I.- Nous nous en voulons d’avoir qualifié ce 2 novembre, dans l’article précédent, de « jour des morts » - titre que nous nous sommes donc empressés de corriger. Ce repentir vient de la consternante lecture de feuilles publiques comme Le Figaro, où l’on lit les propos d’une certaine Nadine Beauthéac, psychothérapeute, affirmant avec la docte assurance que nous aimons à trouver chez nos sorciers modernes - “philosophes” et spécialistes en tous genres : « Il faut créer du sens dans ce moment de non-sens qu’est la mort ».

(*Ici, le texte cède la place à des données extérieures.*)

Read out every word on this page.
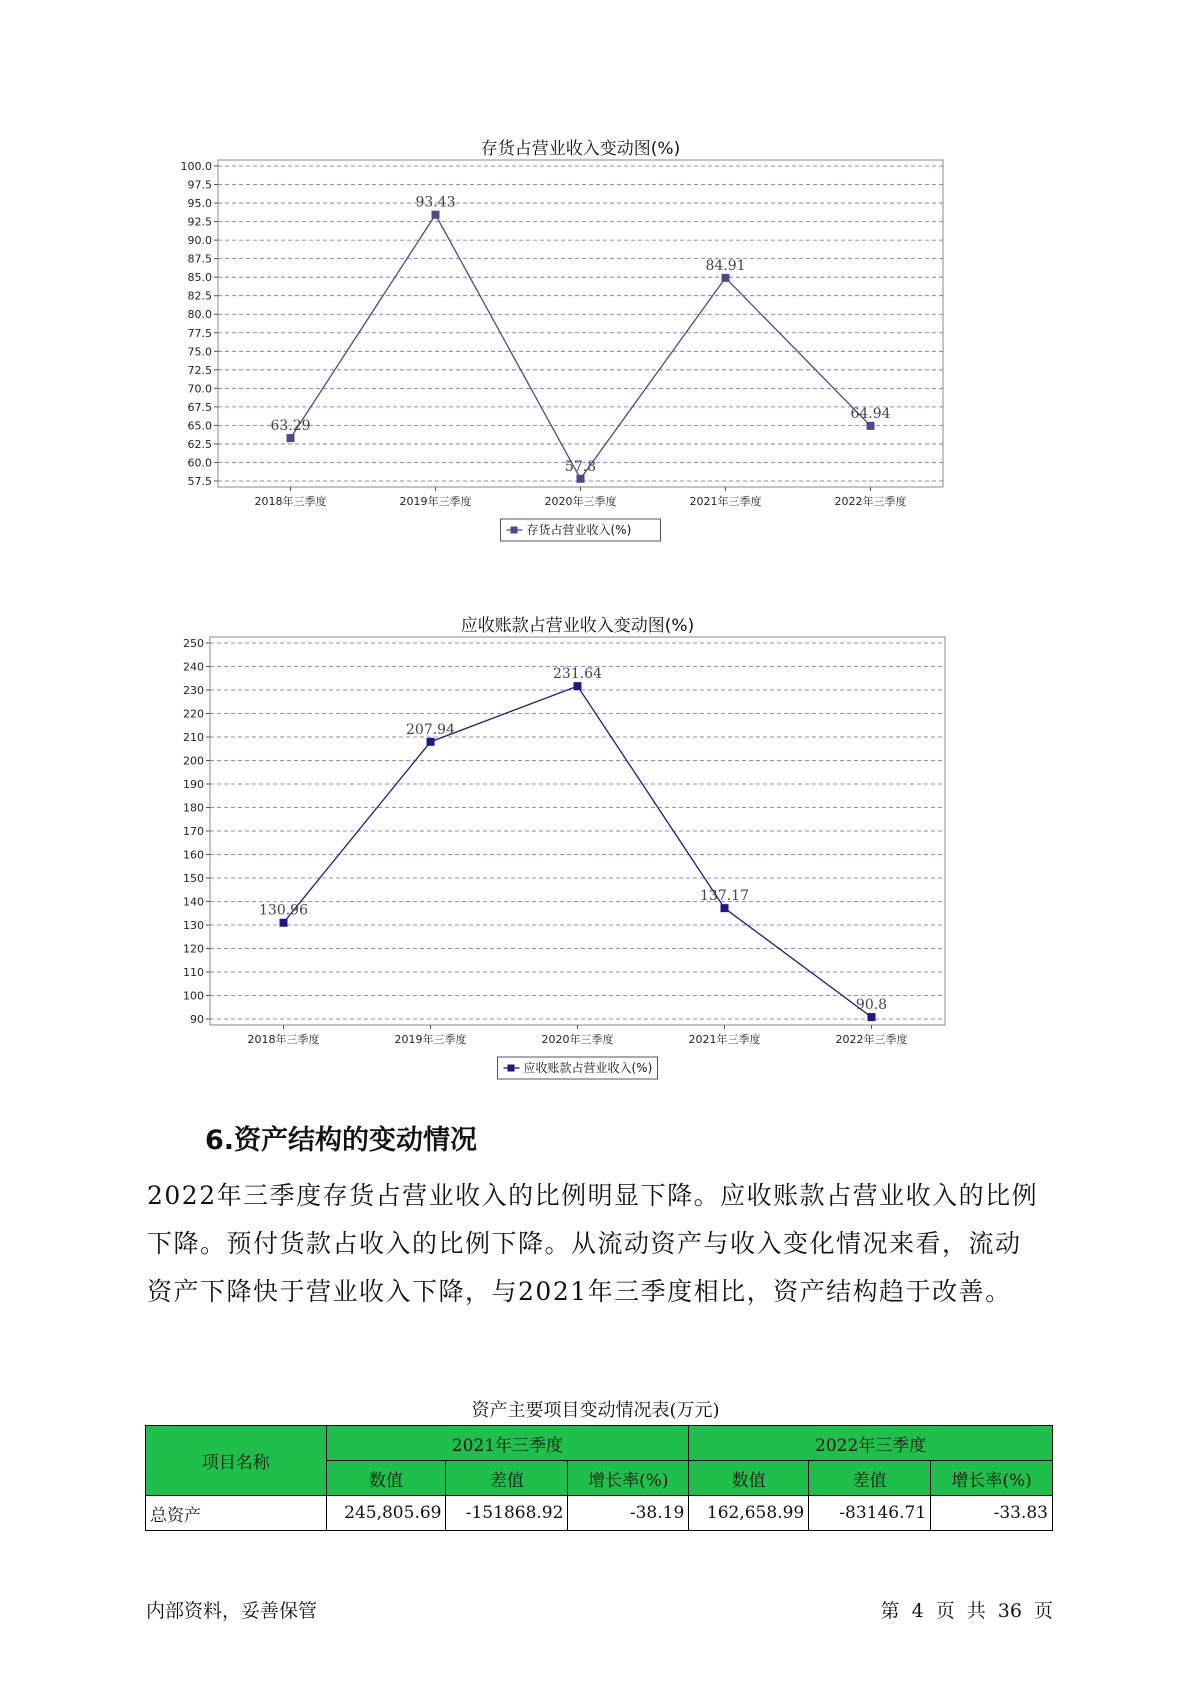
存货占营业收入变动图(%)
100.0
97.5
95.0
92.5
90.0
87.5
85.0
82.5
80.0
77.5
75.0
72.5
70.0
67.5
65.0
62.5
60.0
57.5
2018年三季度	2019年三季度	2020年三季度	2021年三季度	2022年三季度
63.29
93.43
57.8
84.91
64.94
存货占营业收入(%)
应收账款占营业收入变动图(%)
250
240
230
220
210
200
190
180
170
160
150
140
130
120
110
100
90
2018年三季度	2019年三季度	2020年三季度	2021年三季度	2022年三季度
130.96
207.94
231.64
137.17
90.8
应收账款占营业收入(%)
6.资产结构的变动情况

2022年三季度存货占营业收入的比例明显下降。应收账款占营业收入的比例下降。预付货款占收入的比例下降。从流动资产与收入变化情况来看，流动资产下降快于营业收入下降，与2021年三季度相比，资产结构趋于改善。

资产主要项目变动情况表(万元)
项目名称	2021年三季度			2022年三季度		
	数值	差值	增长率(%)	数值	差值	增长率(%)
总资产	245,805.69	-151868.92	-38.19	162,658.99	-83146.71	-33.83
内部资料，妥善保管	第 4 页 共 36 页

Parler en ce jour de « fête des morts », en effet, est, dans le climat actuel de paganisme et d'autisme métaphysique, un contresens théologique. Laissons cela aux réducteurs de tête et à leurs clients.
Qu’est-ce que vivre, et qu’est-ce que mourir pour un chrétien ? Vivre, c’est être ouvert à Dieu, dans la réception de sa grâce, dos tourné à la mort du péché. Etre mort, c’est Lui être fermé. La Vie est la condition de qui marche sur le Chemin qui conduit à la contemplation de la Vérité, face à face, dans la béatitude éternelle. La mort est la condition de qui a rompu avec les sources d’eau vive, s’enfermant soi-même jusqu’à cette séparation éternelle qu’est l’enfer.
L’Eglise - pour ce qui est de l'au-delà - ne prie pas pour les morts. Elle ne prie que pour les vivants. Aussi parle-t-elle en ce jour des « fidèles » défunts : ceux des défunts qui, en dépit des accidents parfois terribles de cette existence, de ses tentations et de ses doutes, sont demeurés dans la foi vive, fidèles par grâce de miséricorde.
"Les âmes des justes sont dans la main de Dieu. Et nul tourment ne les atteindra. Aux yeux des insensés ils ont paru mourir, leur départ a été tenu pour un malheur et leur voyage loin de nous pour un anéantissement, mais eux sont en paix. S'ils ont, aux yeux des hommes, subi des châtiments, leur espérance était pleine d'immortalité; pour une légère correction ils recevront de grands bienfaits. Dieu en effet les a mis à l'épreuve et il les a trouvés dignes de lui; comme l'or au creuset, il les a éprouvés, comme un parfait holocauste, il les a agréés. Au temps de leur visite, ils resplendiront, et comme des étincelles à travers le chaume ils courront. Ils jugeront les nations et domineront sur les peuples, et le Seigneur régnera sur eux à jamais. Ceux qui mettent en lui leur confiance comprendront la vérité et ceux qui sont fidèles demeureront auprès de lui dans l'amour, car la grâce et la miséricorde sont pour ses saints et sa visite est pour ses élus" (Sagesse, 1, 3-9).
II.- Comme la fête de la Toussaint, cette fête du 2 novembre est essentiellement une fête de la vie, du triomphe de la vie sur les puissances de la mort, de la grandeur de Dieu dont les desseins sur le monde n’échouent pas. Une fête de l’espérance théologale, aussi, puisqu’elle exprime notre espérance que nos êtres chers soient de ce « Nombre » sacré connu de Dieu seul.
La « Commémoration des fidèles défunts » porte seulement l’accent sur une vérité adjacente : Dieu est le Saint, le Pur, le Séparé. Nul ne s’approche de sa Face qui ne soit purifié. Comment s’opère cette purification chez ces vivants pour qui nous prions ? “Séjour” en une sorte de lieu de transition entre notre monde et la Vision ? “Transpersion” par le regard du Christ ? Nul ne peut le dire. Mais nul ne peut nier - en dépit des assurances, là encore, des doctes patentés - que la foi chrétienne se soit toujours attachée à la vérité de ce fait purifiant et douloureux. Au début du 3ème siècle, sainte Perpétue racontait comment, en un songe, elle vit son jeune frère décédé délivré de ses tourments par sa propre prière.
La prière, c’est elle qu’appelle l’Eglise pour nos défunts, en nous rappelant, s’ils sont décédés dans l’amitié de Dieu, qu’ils sont des Vivants qui peuvent aussi intercéder pour nous. C’est avec cette double énergie de l’espérance que nous faisons monter nos prières pour nos êtres chers - et spécialement, en cette année, pour notre ami Mgr Jacques Masson.